21 July 2008 16:56 [Source: ICIS news]
HOUSTON (ICIS news)--The index of leading US economic indicators fell 0.1% in June, suggesting a weak economy through the end of the year, the Conference Board said on Monday.
“The domestic economy is showing no sign of strength,” said Ken Goldstein, labour economist for the board.
The New York City-based Conference Board, a 92-year-old business analysis group, said June’s dip puts the closely watched leading index at 101.7, as measured against the baseline of 100 in 2004.
The June number followed a downwardly revised 0.2% decline in May, and a 0.1% increase in April.
“The deep financial crisis, a prolonged, intense slump in housing, high gasoline and food prices, weak consumer confidence and a weak dollar are all combining to produce unrelenting downward pressure on economic activity,” Goldstein said. “This is also why it wouldn’t take much to push the economy so that it’s even weaker in the second half of 2008.”
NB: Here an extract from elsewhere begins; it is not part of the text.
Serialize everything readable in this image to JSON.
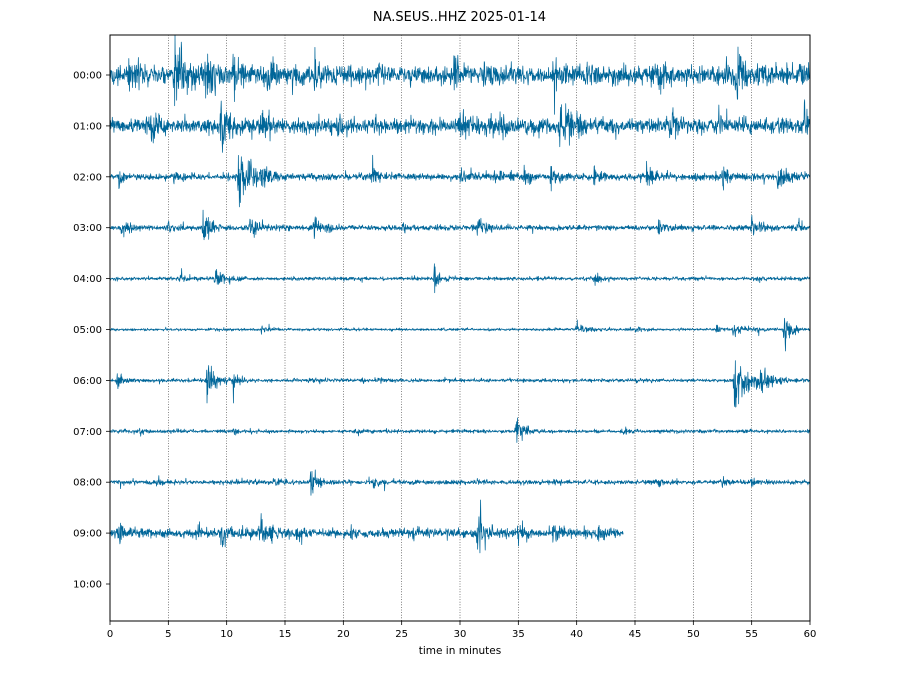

The board’s leading index is made up of 10 economic indicators, including stock prices, interest rates, manufacturers’ orders, building permits and unemployment claims, among others.
Real money supply, stock prices and weekly initial claims for unemployment insurance made large negative contributions to the index in June, more than offsetting positive contributions from building permits, the interest rate spread and supplier deliveries, the board said.